Jordan Kramer stood on the deck of his boat, the Muffin II, looking down at a pile of hundreds and hundreds of cream- and buff-colored quahogs spread out on a piece of plywood in an area roughly the size of a dinner platter.

“A lot of work has gone into this small pile of clams,” Kramer said.

Even though the clams are too tiny to even think about eating, that small pile was a success story. He’d planted 80,000 Mercenaria mercenaria (the proper name for what are more commonly called quahogs or hard-shell clams) seeds in June 2017, and lost half early on. Handling seed of 1 mm or smaller without losing some is not easy. But of those that remained, between 90 and 98 percent of his baby quahogs had survived their first winter on the New Meadows fish farm. Since June, the seed clams had shot up to 11 mm, and even 17 mm in size. They would have stopped growing around November, when Kramer put the farm to bed, but in the warming days of spring, they’re already getting bigger.

Kramer went into aquaculture for the oysters, starting Winnegance Oyster Farm in 2014, and now has regular customers that range from wholesalers Harbor Fish and Upstream Trucking to restaurants like Woodford Food + Beverage and Island Creek’s The Shop, both in Portland. Last year, he began to diversify with Mercenaria mercenaria, using seed he purchased from Muscongus Bay Aquaculture, which has a hatchery in Bremen. He’s hoping to bring the quahogs to market in September, if all goes well this growing season. At that stage, they’d be called littlenecks (bigger quahogs are usually called cherrystones).

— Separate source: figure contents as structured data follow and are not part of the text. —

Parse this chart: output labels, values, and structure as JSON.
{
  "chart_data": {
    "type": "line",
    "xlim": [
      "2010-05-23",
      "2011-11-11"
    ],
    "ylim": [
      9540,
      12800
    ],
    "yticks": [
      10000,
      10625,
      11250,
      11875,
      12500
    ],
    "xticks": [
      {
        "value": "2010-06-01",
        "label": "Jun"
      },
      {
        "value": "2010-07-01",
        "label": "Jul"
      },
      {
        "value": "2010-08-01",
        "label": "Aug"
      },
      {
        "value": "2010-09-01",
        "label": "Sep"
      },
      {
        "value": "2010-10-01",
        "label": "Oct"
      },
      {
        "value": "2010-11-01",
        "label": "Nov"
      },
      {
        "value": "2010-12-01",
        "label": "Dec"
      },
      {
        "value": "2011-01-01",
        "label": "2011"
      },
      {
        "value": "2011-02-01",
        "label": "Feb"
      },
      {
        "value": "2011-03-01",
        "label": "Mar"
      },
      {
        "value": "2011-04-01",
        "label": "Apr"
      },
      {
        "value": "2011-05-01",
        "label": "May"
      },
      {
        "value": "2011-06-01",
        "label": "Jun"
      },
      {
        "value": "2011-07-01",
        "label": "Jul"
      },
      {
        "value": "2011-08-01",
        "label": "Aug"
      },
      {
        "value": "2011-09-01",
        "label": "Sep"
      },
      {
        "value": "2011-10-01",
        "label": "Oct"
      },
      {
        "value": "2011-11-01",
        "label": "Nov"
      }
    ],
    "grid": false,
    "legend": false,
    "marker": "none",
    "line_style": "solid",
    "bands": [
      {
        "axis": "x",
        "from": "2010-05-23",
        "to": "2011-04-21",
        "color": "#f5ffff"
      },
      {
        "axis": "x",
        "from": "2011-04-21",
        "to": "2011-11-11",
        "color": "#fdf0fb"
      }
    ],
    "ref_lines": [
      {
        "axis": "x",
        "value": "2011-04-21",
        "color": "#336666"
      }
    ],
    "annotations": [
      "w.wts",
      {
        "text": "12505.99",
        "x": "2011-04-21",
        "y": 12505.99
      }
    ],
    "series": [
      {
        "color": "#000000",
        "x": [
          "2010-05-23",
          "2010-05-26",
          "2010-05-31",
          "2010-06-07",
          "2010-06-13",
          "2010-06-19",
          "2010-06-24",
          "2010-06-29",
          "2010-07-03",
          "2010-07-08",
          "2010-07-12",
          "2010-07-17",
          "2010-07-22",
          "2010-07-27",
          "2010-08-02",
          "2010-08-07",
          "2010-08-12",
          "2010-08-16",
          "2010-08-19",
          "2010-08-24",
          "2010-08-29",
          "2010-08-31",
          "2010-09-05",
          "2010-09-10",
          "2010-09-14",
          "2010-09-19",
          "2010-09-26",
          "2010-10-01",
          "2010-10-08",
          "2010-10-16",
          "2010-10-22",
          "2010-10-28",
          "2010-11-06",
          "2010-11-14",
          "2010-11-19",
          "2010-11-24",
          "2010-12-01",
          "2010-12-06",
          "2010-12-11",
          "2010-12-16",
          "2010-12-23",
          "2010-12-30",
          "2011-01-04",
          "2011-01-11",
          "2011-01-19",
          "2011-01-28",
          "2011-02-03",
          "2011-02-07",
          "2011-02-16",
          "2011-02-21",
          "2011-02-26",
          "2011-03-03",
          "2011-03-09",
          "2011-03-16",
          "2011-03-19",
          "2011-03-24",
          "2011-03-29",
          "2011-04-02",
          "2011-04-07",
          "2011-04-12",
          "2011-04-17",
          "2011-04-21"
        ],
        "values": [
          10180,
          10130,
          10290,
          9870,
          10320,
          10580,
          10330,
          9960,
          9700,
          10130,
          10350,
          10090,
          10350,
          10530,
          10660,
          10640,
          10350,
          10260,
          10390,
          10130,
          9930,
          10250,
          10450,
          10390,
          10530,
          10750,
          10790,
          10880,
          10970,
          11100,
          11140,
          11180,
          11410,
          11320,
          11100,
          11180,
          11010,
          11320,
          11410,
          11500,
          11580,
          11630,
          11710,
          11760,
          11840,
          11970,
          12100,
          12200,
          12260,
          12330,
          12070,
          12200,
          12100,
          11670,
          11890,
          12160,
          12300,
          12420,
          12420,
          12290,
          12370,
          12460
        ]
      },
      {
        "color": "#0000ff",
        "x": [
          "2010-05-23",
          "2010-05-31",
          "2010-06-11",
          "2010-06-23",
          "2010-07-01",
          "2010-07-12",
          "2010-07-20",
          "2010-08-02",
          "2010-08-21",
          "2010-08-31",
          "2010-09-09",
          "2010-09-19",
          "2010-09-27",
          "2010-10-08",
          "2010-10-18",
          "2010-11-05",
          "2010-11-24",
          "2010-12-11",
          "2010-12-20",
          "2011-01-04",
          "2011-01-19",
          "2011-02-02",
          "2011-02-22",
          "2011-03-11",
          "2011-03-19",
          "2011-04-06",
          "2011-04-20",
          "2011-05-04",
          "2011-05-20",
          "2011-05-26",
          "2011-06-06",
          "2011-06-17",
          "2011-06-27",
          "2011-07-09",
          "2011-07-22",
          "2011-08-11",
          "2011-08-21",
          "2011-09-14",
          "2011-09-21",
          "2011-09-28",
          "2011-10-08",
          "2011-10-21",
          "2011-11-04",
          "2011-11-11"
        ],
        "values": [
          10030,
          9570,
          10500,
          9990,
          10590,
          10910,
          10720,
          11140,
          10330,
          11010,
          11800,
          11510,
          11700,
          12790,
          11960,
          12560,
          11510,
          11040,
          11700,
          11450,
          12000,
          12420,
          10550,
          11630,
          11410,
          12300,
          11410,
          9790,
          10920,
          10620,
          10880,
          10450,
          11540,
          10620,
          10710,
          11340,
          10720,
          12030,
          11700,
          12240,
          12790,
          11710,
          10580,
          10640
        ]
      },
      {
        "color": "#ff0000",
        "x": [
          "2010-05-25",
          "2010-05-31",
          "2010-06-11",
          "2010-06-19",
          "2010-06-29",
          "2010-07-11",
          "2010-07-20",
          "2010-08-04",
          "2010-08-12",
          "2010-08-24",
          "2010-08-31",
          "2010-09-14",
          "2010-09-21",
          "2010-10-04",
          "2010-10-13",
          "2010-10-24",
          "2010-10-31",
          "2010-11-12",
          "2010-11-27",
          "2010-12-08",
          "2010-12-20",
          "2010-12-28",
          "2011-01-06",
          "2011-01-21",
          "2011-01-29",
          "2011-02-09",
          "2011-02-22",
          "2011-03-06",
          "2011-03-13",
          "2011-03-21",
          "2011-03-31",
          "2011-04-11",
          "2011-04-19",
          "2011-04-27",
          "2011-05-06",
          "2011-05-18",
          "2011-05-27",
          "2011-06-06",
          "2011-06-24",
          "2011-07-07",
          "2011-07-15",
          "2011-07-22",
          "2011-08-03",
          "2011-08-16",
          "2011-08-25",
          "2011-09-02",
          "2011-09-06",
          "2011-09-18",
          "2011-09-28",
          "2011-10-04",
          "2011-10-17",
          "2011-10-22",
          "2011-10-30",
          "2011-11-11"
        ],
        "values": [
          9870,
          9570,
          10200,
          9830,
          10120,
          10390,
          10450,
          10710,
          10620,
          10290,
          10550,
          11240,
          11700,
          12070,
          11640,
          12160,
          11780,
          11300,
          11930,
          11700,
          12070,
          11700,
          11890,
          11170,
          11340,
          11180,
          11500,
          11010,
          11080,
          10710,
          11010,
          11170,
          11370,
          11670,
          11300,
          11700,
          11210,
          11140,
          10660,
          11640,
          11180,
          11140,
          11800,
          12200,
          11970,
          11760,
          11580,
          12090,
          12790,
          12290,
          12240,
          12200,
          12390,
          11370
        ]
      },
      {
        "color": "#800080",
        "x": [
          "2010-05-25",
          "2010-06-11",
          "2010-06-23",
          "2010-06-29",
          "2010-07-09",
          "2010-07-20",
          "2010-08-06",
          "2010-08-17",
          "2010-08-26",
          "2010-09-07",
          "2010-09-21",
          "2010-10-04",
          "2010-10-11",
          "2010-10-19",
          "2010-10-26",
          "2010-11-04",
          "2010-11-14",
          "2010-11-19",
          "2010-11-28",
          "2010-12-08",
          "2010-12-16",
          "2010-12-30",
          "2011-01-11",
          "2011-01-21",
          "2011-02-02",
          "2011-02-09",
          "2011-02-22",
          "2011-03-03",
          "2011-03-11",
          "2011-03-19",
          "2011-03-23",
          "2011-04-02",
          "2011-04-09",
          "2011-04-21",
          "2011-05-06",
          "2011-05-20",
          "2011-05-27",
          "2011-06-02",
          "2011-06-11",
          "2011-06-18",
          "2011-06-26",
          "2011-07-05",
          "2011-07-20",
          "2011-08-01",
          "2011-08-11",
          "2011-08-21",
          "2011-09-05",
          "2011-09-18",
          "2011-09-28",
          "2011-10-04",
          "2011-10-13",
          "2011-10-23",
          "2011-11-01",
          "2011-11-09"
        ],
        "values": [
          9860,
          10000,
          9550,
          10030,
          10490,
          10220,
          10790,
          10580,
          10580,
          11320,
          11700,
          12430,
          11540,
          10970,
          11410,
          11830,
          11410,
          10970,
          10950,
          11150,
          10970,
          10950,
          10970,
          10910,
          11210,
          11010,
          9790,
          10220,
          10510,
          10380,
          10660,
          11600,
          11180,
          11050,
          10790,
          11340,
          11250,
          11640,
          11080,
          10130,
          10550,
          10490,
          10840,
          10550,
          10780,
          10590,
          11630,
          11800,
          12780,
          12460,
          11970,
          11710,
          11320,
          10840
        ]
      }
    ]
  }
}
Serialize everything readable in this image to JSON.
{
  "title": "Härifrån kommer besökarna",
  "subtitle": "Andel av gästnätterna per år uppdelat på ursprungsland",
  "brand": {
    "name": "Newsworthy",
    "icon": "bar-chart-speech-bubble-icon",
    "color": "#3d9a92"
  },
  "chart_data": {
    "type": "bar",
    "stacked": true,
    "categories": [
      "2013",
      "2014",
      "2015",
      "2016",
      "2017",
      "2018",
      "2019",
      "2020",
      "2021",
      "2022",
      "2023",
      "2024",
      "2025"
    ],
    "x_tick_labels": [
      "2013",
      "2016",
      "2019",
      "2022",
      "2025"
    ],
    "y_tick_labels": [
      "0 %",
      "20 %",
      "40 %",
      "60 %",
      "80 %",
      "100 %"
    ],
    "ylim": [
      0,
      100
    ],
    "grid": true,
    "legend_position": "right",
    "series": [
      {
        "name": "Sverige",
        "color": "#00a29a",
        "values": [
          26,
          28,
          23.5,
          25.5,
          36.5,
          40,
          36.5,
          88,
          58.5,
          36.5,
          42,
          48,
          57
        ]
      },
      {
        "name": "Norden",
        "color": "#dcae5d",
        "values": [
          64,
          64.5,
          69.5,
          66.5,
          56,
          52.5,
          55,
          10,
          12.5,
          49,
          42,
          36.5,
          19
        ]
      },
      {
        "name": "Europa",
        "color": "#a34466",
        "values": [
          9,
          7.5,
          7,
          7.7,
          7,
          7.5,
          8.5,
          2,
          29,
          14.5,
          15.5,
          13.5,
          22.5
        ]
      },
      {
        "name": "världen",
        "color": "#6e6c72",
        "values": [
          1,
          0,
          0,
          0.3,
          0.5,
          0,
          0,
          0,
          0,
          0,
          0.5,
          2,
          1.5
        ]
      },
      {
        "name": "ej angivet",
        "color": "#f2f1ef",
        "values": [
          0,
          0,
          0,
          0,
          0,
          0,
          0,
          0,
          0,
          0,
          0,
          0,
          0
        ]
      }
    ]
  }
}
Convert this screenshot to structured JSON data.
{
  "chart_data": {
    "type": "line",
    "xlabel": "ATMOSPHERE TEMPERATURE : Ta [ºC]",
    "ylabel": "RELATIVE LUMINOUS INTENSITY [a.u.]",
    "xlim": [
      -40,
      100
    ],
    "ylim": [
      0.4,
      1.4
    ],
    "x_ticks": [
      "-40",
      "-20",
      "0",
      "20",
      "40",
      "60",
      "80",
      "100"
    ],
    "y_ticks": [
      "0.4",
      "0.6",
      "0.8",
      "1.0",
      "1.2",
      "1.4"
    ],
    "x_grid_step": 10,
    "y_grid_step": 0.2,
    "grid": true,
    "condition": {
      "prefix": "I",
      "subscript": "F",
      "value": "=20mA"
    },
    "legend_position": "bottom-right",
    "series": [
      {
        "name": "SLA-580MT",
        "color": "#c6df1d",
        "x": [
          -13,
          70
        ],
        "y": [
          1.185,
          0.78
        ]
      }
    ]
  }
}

Farming littlenecks, Kramer is at the very edge of what could be the next trend in Maine aquaculture. Quahogs have a northern range that typically extended to Massachusetts. For years they have had a relatively small presence in Maine waters, in pockets, particularly around the Brunswick area, but in the era of climate change and rising ocean temperatures in the Gulf of Maine, quahogs in the wild seem to be increasing.

“We are seeing sort of an expansion of their range northward,” said Jon Lewis, who oversees aquaculture leases for Maine’s Department of Marine Resources.